I get a little sproing sound while I'm turning into my parking spot, so basically turning while almost stopped. It occurs at the very far end of the rotation to the right. It happened before I changed the spring, struts, bearings and it still happens. Not a horrible clunk or pop just a little pop/clunk. Im thinking it has to be something attached to steering.


----------



## vxssls1 (Sep 9, 2006)

id check link pins and radias rod bushes


----------



## Gotagoat (Jan 6, 2006)

Thanks, Mike (DMS), for making the effort to supply the information. Very helpful.


----------



## NEXSTAR7 (Jan 28, 2007)

well, i was having my tranny replaced anyway so i told the mechanic to check the steering linkages and he went around tightening things. he didnt tell me if he found something, but its not making the noise anymore. go figure. thanks again guys.


----------



## Goatskin10 (Sep 9, 2009)

He may have tightened up on your Radius Rod Nuts.
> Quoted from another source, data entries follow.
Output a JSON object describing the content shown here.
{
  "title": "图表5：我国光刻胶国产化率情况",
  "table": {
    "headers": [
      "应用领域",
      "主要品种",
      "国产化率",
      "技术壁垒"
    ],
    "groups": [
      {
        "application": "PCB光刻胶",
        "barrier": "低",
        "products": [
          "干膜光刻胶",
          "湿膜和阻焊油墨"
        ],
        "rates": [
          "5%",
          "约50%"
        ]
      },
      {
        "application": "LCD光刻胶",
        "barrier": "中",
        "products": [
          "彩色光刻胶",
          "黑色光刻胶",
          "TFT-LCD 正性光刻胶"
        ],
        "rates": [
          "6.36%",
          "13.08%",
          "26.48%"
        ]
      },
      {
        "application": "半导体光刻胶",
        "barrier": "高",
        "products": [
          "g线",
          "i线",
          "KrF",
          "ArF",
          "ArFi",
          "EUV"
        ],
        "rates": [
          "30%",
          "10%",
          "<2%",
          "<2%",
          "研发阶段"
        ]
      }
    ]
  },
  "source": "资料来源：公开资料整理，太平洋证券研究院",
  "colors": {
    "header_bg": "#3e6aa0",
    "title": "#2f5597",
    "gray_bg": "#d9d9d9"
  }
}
If you hear it any more or your front end feels mushy while negotiating turns,then you may want to replace them with urethane bushings.I had the same problem and I just changed mine.Now it handles like a vette, and of course no more noise.


----------



## NEXSTAR7 (Jan 28, 2007)

will keep a ear open. if so who's did you use? pedders


----------



## 1224GTO (Sep 18, 2011)

*i got a popping sound after i hit a toco patch job in the road*

After running over a sunken patch job in the road i got a popping sound in my front end sounds like a spring is turning in the strut but it goes away after a few turns ?? she is all stock to..60k if that is the case ill cut some heater hose to cover the lower part of the spring and see if i get the sound and upper ?? ill know more when i get it on the lift ...ill update when i find the issue...:shutme


----------



## 1224GTO (Sep 18, 2011)

Today i put the GTO on the lift to see if i could that noise and i found that my sway bar end links was bad the rubber was gone and link was just hanging there ?? the spring looks ok not moving like i thought anyways I'm only at 62k so whats up with that!!


----------